Frog And Toad Are Great, But Have You Met 'The Man Who Took The Indoors Out'? When you think of author and illustrator Arnold Lobel, you probably think of Frog and Toad, his amphibian forever friends — but this story of loving things and letting them go deserves a fresh look.


Frog And Toad Are Great, But Have You Met 'The Man Who Took The Indoors Out'?

The Man Who Took the Indoors Out, by Arnold Lobel

I was one of those introvert kids with an empathy for inanimate objects that went well beyond stuffed animals. Looking back, it makes sense — I was obsessed with fairy tales and poetry. The worlds of Grimm and Andersen and Carroll were filled with just as many talking sticks, stones, teapots and washtubs as animals and people. Plus, being Greek meant that anyone or anything one encounters might be cursed, arbitrarily, at any time. When it comes right down to it, if it exists in my world, it has an attitude.

Which explains why one of my favorite picture books of all time is Arnold Lobel's The Man Who Took the Indoors Out. Don't get me wrong, I love Frog and Toad as much as anyone, but this epic rhyming poem had my name written all over it. It's the story of an old man with a big heart — Bellwood Bouse — who loves all the things in his very large house. Bellwood gets it in his head one day that it isn't fair his beloved possessions aren't able to enjoy the beautiful spring day, so he throws open the door and invites the indoors to come out. (I guess the title The Man Who Invited the Indoors Out didn't have quite the same panache.)

All the things inside Bellwood's house eventually oblige, in a big way. Stoves and lamps and clocks, the bed and the quilt, the cups and platters and spoons, even the broom and duster empty out into the front yard, and Bellwood leads them on a parade through town.

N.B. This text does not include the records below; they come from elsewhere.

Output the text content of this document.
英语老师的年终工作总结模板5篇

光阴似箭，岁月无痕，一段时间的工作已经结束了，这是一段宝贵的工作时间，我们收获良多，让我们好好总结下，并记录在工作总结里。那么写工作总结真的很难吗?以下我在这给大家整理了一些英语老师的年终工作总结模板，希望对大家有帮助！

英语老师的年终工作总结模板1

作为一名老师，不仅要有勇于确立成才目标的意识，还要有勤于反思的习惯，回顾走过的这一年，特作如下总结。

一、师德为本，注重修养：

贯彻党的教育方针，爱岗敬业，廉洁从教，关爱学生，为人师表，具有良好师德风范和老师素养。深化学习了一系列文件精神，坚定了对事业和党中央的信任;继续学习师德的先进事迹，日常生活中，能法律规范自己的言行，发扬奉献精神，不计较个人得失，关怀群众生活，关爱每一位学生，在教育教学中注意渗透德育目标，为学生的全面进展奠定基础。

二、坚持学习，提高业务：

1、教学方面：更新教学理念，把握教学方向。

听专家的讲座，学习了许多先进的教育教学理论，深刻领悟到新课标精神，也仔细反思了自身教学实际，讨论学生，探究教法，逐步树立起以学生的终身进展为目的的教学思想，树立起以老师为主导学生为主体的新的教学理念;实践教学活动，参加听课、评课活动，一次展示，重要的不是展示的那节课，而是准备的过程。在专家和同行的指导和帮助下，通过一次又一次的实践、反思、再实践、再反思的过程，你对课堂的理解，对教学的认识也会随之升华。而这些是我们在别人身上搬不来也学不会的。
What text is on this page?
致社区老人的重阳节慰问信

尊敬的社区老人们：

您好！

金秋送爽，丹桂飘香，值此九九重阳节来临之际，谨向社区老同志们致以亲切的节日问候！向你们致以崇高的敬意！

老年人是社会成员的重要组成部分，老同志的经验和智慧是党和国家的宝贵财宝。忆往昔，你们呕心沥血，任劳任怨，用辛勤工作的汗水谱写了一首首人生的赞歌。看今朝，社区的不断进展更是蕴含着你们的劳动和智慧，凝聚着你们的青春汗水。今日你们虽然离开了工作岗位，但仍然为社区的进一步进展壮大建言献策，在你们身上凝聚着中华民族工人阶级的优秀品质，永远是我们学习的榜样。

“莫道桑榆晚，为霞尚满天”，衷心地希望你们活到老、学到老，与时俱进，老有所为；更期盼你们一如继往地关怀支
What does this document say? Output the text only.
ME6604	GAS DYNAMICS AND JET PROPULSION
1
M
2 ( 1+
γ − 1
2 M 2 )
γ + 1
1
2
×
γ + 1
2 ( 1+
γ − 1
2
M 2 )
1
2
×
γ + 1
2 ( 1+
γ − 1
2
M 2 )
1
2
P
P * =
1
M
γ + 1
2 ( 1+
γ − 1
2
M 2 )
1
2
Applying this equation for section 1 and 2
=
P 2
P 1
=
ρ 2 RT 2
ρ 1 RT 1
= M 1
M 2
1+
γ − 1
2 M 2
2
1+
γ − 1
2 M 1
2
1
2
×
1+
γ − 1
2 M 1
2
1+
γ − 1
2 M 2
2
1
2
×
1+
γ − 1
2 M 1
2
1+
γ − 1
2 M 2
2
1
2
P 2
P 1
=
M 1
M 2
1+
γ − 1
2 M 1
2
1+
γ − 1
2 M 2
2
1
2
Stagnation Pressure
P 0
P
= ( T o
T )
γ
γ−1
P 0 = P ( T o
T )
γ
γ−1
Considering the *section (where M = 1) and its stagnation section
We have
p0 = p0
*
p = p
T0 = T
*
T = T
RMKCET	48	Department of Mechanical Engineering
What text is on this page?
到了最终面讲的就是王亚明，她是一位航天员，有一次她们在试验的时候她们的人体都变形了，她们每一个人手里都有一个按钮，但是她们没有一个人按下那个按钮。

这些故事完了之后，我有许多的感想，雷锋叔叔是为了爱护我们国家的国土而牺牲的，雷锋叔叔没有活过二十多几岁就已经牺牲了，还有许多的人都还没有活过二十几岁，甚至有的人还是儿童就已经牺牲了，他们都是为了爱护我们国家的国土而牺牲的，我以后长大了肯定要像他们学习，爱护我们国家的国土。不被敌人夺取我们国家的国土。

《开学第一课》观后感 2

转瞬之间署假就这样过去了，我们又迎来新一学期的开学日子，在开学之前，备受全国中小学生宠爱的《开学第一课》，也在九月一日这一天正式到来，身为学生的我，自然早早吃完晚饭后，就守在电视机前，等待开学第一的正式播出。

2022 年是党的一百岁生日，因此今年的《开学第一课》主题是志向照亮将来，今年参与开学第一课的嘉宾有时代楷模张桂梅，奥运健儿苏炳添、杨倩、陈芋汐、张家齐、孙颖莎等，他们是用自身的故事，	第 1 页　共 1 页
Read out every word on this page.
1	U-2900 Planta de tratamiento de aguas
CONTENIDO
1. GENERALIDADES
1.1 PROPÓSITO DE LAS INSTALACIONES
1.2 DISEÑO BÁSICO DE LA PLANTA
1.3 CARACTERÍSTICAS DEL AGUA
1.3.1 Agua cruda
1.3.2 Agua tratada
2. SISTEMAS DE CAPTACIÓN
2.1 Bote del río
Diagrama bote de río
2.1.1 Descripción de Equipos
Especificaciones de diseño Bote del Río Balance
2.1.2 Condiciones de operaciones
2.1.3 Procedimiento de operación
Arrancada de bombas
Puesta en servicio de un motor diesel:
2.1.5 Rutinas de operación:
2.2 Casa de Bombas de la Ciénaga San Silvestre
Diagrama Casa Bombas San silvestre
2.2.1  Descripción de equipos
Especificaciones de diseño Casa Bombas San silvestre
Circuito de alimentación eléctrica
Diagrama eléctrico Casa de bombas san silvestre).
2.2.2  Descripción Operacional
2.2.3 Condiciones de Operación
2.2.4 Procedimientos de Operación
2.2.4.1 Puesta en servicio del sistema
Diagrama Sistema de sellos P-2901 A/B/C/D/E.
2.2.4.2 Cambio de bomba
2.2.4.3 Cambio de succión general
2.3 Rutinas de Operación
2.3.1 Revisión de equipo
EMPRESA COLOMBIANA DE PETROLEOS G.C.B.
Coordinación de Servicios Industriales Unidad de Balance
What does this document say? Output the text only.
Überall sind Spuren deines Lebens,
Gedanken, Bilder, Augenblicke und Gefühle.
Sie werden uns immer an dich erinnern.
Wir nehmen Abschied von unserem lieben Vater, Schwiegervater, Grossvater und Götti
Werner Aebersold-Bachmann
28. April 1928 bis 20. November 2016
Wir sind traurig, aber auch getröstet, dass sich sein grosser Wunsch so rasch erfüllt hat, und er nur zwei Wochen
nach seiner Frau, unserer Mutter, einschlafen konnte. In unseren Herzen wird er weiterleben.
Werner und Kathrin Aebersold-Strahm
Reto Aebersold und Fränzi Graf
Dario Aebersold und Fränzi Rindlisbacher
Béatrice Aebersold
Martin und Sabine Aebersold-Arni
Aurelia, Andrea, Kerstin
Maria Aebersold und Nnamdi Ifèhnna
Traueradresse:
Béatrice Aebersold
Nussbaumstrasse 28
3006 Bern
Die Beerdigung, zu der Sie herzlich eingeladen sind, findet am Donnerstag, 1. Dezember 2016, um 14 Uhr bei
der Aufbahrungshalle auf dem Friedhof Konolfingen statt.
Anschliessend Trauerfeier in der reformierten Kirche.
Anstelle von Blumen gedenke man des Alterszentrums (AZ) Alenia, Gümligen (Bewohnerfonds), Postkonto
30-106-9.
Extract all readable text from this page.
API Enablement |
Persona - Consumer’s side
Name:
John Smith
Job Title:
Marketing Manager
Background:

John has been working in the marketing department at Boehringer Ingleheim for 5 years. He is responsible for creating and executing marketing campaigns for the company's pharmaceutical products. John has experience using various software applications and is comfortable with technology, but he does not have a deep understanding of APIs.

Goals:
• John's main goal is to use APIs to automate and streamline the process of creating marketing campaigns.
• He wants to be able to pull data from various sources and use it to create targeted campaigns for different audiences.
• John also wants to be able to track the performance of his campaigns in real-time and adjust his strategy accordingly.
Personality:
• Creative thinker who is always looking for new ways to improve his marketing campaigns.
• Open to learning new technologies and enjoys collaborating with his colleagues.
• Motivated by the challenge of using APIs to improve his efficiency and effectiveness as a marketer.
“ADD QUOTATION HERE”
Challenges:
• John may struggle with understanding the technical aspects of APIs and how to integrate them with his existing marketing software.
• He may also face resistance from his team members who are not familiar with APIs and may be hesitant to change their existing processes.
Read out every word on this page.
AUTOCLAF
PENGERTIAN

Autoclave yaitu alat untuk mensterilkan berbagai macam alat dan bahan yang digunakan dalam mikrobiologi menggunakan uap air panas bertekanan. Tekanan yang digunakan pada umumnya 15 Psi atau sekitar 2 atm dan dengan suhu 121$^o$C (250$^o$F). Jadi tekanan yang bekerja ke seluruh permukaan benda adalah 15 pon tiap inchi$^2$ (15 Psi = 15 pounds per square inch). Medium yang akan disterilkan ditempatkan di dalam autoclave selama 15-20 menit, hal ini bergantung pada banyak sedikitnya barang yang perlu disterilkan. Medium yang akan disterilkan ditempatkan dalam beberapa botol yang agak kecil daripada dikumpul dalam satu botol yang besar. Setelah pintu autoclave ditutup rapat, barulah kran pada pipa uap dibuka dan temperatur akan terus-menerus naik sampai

The illustrations are a gorgeous cacophony of furniture at play. There are so many things to see, and everything is so alive! From the wax grapes on the table and the cookie jar full of cinnamon rolls to the dancing chairs and flying flatware, everything has a stupendous day cavorting about town and bringing people joy. The furniture has so much fun that it doesn't want to go home again. It runs off into the night, leaving poor Bellwood all alone (with the exception of one white wicker rocking chair).

The indoors runs all the way to the ocean and frolics at the moonlit seaside. The bed and piano relax on the sand. The cups and pans take a dip in the ocean, watched by a crowd of standing forks, spoons, and knives. Bellwood, meanwhile, is distraught. He searches high and low in inclement weather. He waits hours, days, months, pacing through his empty, quiet house, with only the company of his good old friend, the white wicker rocker.

Then, one winter's morning, Bellwood hears soft piano music coming from the front yard. He rushes down the stairs to find that his indoors has finally returned, battered and cracked and definitely worse for the wear. But Bellwood doesn't care. He's just so happy that everything has returned home! He then locks the door (a move that rubbed me the wrong way until I was much older and lived by myself). But the story's not over! Bellwood bows to the white wicker rocker and invites it to dance with him over the snow-covered hills. And they do.

This book had such an impact on me that, at the ripe old age of 4 or 5, I instantly befriended an oak tree in our front yard — because who would love a tree so close to the road? I would, of course! It freaked my parents out at the beginning, but that tree remained my best friend for many, many years.

This March, Bellwood's story began to haunt me again. The furniture and I — all of us — were placed under lockdown. I went for many walks, enjoying the spring days alone, but when Florida summer came, I went back inside for the duration. I know I have too much stuff and I need to get rid of some of it, but how lonely would I be without my most beloved items? And it was so much worse for the people forced to be apart from the ones they loved.

The themes of The Man Who Took the Indoors Out are fairly obvious and twofold: Be Careful What You Wish For, and If You Love It, Set It Free. Who knows what this winter will bring? The things in the world we once took for granted may come back to us battered and broken and not quite the same. Can we love them anyway?

For now, I will remain as the white wicker rocker, safe at home. But I look forward to the day we can all dance across the snow-covered hills once again.

Alethea Kontis is a voice actress and award-winning author of over 20 books for children and teens.